Kent Medical Campus, which its hoped will create 2,300 jobs by 2022, had its outline planning permission renewed in February subject to obligations. Planning conditions also included contributions towards improving bus services, education, libraries, youth services and parking controls. Businesses moving to the site will receive business rate discounts of up to £55,000 a year for five years after the campus gained enteprise zone status last year.
The North Kent Enterprise Zone, as it is known, also includes Ebbsfleet Garden City and Rochester Airport Technology Park.
Alex Hicken, managing director of Maidstone’s DHA Planning – the planning consultancy for the scheme – said: “Since the enterprise zone started we have Cygnet secured and under construction, an application for a step-down care unit and two other parties negotiating heads of terms, including an acquired brain injury treatment centre.

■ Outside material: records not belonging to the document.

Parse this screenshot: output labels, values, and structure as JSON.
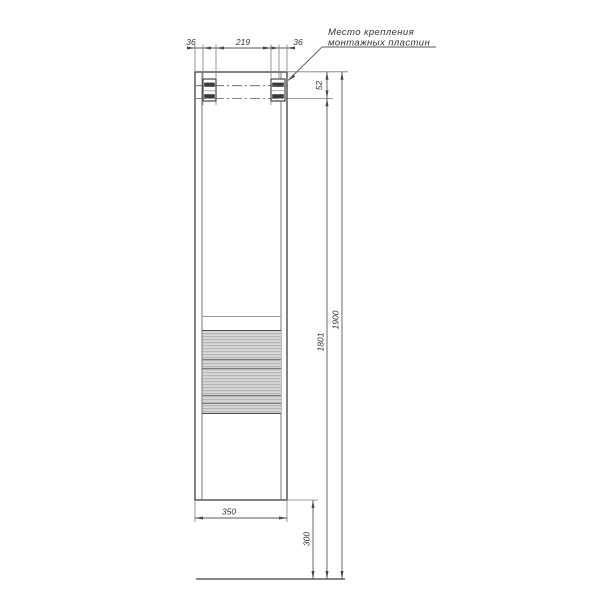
{
  "drawing": {
    "type": "furniture-mounting-dimension-drawing",
    "callout": {
      "line1": "Место крепления",
      "line2": "монтажных пластин"
    },
    "dimensions": {
      "top_left_offset": "36",
      "top_center_span": "219",
      "top_right_offset": "36",
      "plate_offset_from_top": "52",
      "plate_line_to_floor": "1801",
      "total_height": "1900",
      "cabinet_width": "350",
      "bottom_clearance": "300"
    },
    "colors": {
      "line": "#3f3f3f",
      "dimension_line": "#5a5a5a",
      "text": "#333333",
      "band_fill": "#d8d8d8",
      "band_stripe": "#ababab",
      "background": "#ffffff"
    }
  }
}
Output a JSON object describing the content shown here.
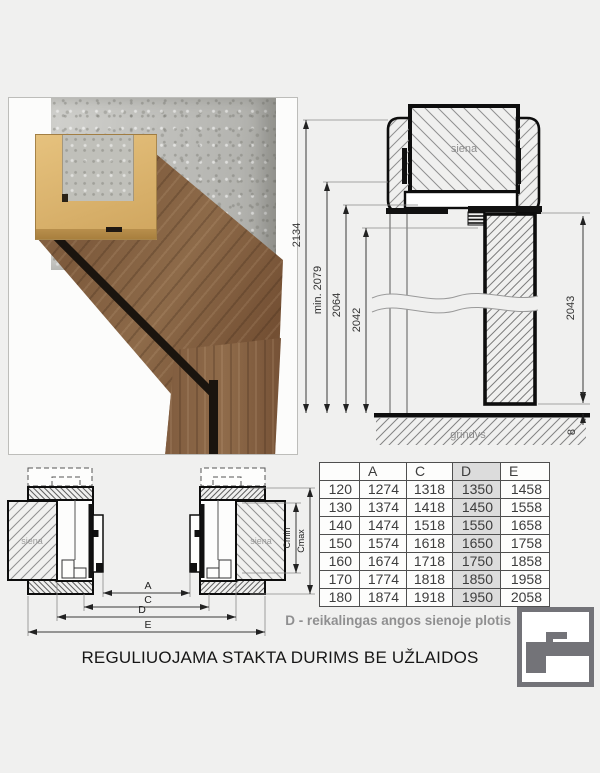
{
  "title": "REGULIUOJAMA STAKTA DURIMS BE UŽLAIDOS",
  "note": "D - reikalingas angos sienoje plotis",
  "vertical_section": {
    "wall_label": "siena",
    "floor_label": "grindys",
    "dim_total_height": "2134",
    "dim_min_height": "min. 2079",
    "dim_frame_height": "2064",
    "dim_opening_height": "2042",
    "dim_door_height": "2043",
    "dim_floor_gap": "8"
  },
  "horizontal_section": {
    "wall_label_left": "siena",
    "wall_label_right": "siena",
    "dim_a": "A",
    "dim_c": "C",
    "dim_d": "D",
    "dim_e": "E",
    "dim_cmin": "Cmin",
    "dim_cmax": "Cmax"
  },
  "table": {
    "headers": [
      "",
      "A",
      "C",
      "D",
      "E"
    ],
    "highlight_column": "D",
    "rows": [
      [
        "120",
        "1274",
        "1318",
        "1350",
        "1458"
      ],
      [
        "130",
        "1374",
        "1418",
        "1450",
        "1558"
      ],
      [
        "140",
        "1474",
        "1518",
        "1550",
        "1658"
      ],
      [
        "150",
        "1574",
        "1618",
        "1650",
        "1758"
      ],
      [
        "160",
        "1674",
        "1718",
        "1750",
        "1858"
      ],
      [
        "170",
        "1774",
        "1818",
        "1850",
        "1958"
      ],
      [
        "180",
        "1874",
        "1918",
        "1950",
        "2058"
      ]
    ]
  },
  "colors": {
    "background": "#f0f0ef",
    "table_highlight": "#dcdcdc",
    "logo_gray": "#737378",
    "annotation_gray": "#8f8f90"
  }
}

“The momentum is there. The other parts of this zone don’t have that same momentum.”
The campus, which will become the largest employment site in Maidstone, was originally strawberry farms and is owned by the same family which owns Newnham Court shopping centre next door.
Planning teams have received hundreds of inquiries, ranging from potential minor injury units to GP surgeries, physio clinics to start-ups looking for office space. They are in talks with Kent’s universities. Talks with a research and development company about a major tenancy have stalled because of Brexit.
Mr Hicken said: “They were hoping to win a big contract but unfortunately the vote meant it didn’t come off. They are still interested but have been delayed.
“Other people have slowed down because of the election and Brexit but we have not lost anyone.”